The following is an abstract for the selected article. A PDF download of the full text of this article is available here. Members may download full texts at no charge. Non-members may be charged a small fee for certain articles.

Multi-Objective Genetic Algorithm-Based Sample Selection for Partial Least Squares Model Building with Applications to Near-Infrared Spectroscopic Data

Volume 60, Number 6 (June 2006) Page 631-640

Shinzawa, Hideyuki; Li, Boyan; Nakagawa, Takehiro; Maruo, Katsuhiko; Ozaki, Yukihiro

In this study, multi-objective genetic algorithms (GAs) are introduced to partial least squares (PLS) model building.
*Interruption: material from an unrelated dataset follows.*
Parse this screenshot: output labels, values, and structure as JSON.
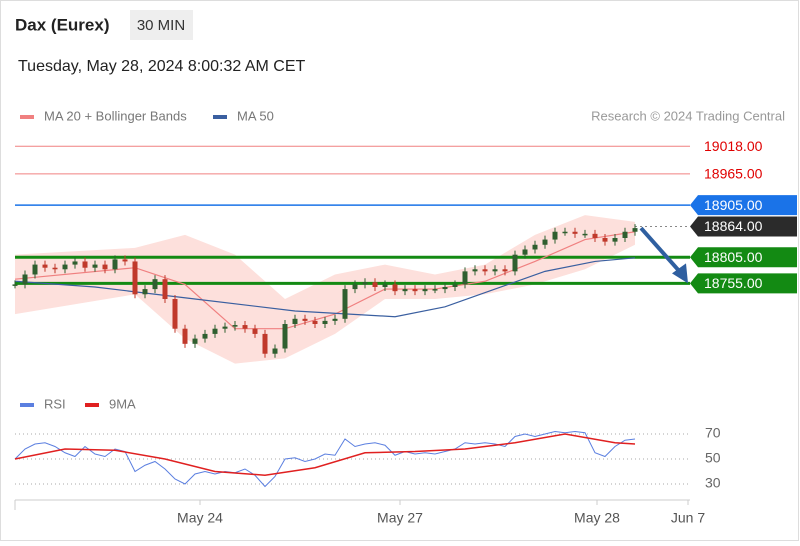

This method aims to improve the performance and robustness of the PLS model by removing samples with systematic errors, including outliers, from the original data. Multi-objective GA optimizes the combination of these samples to be removed. Training and validation sets were used to reduce the undesirable effects of over-fitting on the training set by multi-objective GA. The reduction of the over-fitting leads to accurate and robust PLS models. To clearly visualize the factors of the systematic errors, an index defined with the original PLS model and a specific Pareto-optimal solution is also introduced. This method is applied to three kinds of near-infrared (NIR) spectra to build PLS models. The results demonstrate that multi-objective GA significantly improves the performance of the PLS models. They also show that the sample selection by multi-objective GA enhances the ability of the PLS models to detect samples with systematic errors.